First, rinse your brush in artist-grade mineral spirits, such as Gamsol or Turpenoid. Get as much paint as you can out of the brush in this rinse, and dry it on a paper towel. Next, using a good soap made for brushes (such as Jack’s Linseed Oil Studio Soap), work the soap into the ferrules of the brush. Oil paint can get trapped underneath the metal ferrule; Katie uses her fingers to try to pull that paint out as she works the soap in. You’ll see the paint seep out from the ferrule. Rinse the brush in water and repeat this process with soap, working it into the bristles as well, until you’ve gotten as much paint as you can out of the brush. Rinse in the used water once more and then in a bowl of fresh water.

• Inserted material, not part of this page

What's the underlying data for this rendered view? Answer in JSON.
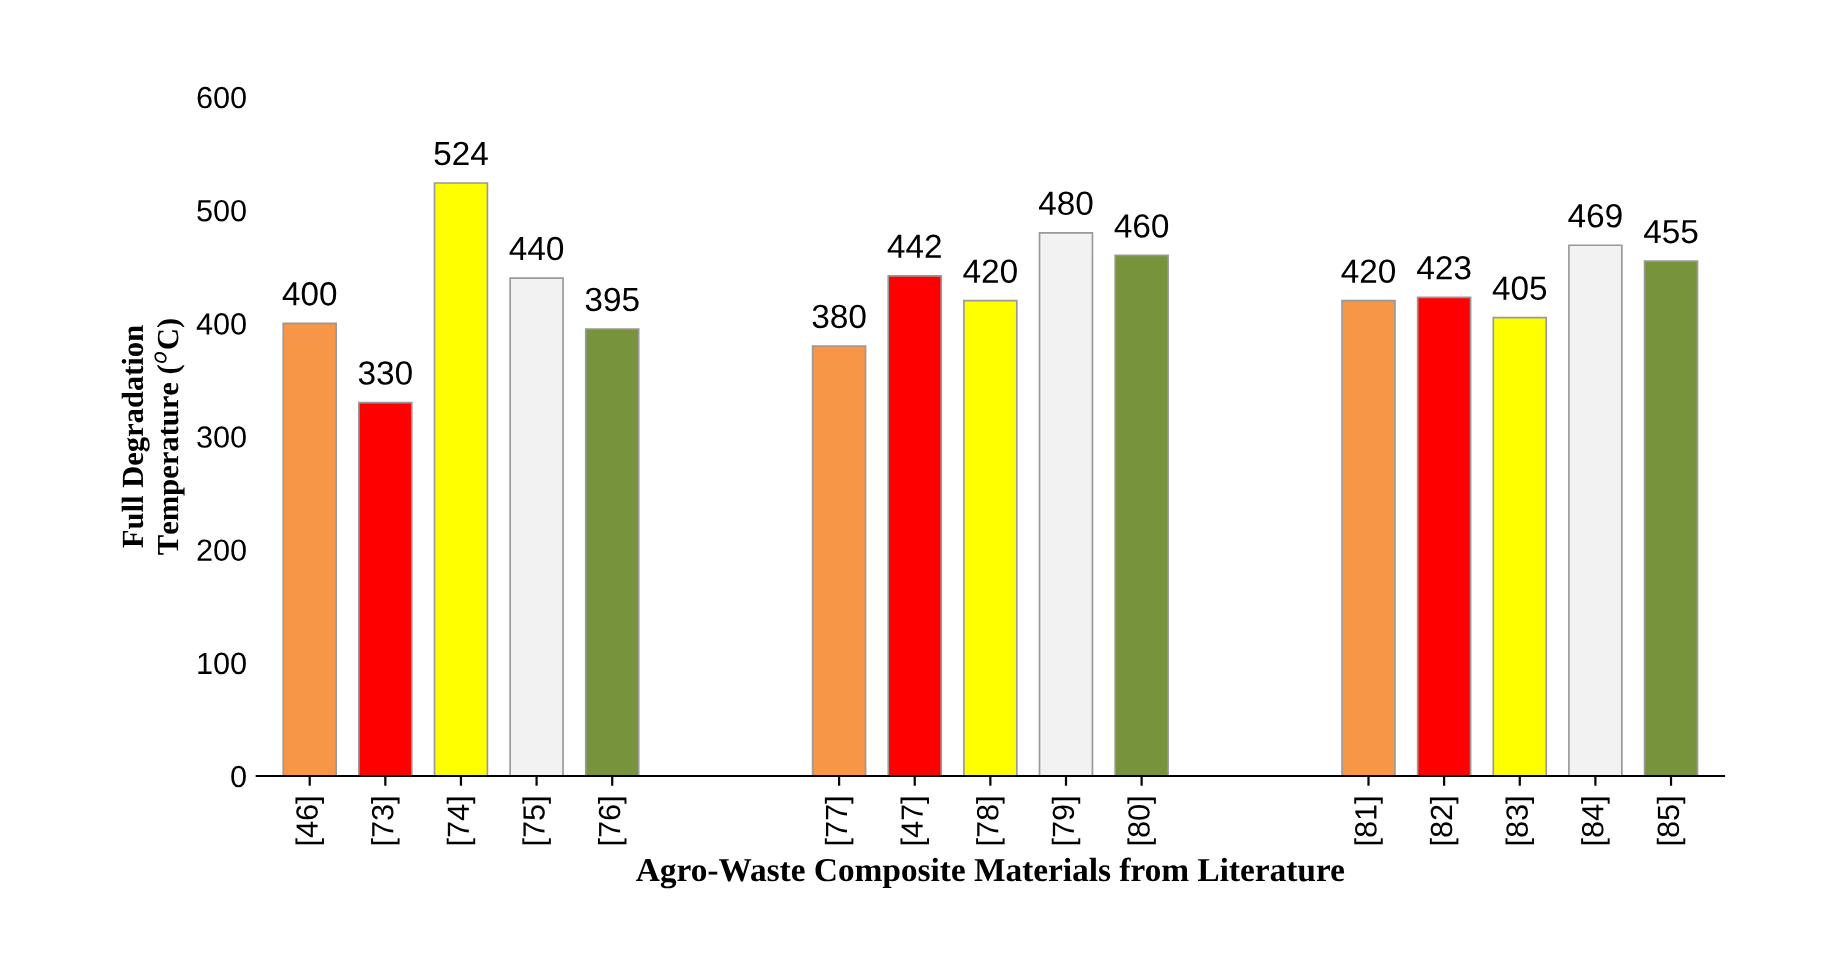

Next, Katie recommends getting as much water out of the brush as you can. Start with a paper towel and squeeze the bristles to draw out as much water as possible. If desired, you can then let the brush dry, or dip into a brush restorer product or hair conditioner to help restore some of the oils to the bristles. Dip and reshape your brush and lay it down on a flat surface to dry overnight. Clean all of your brushes with this process and they’ll be ready for you to paint with when you return to the studio!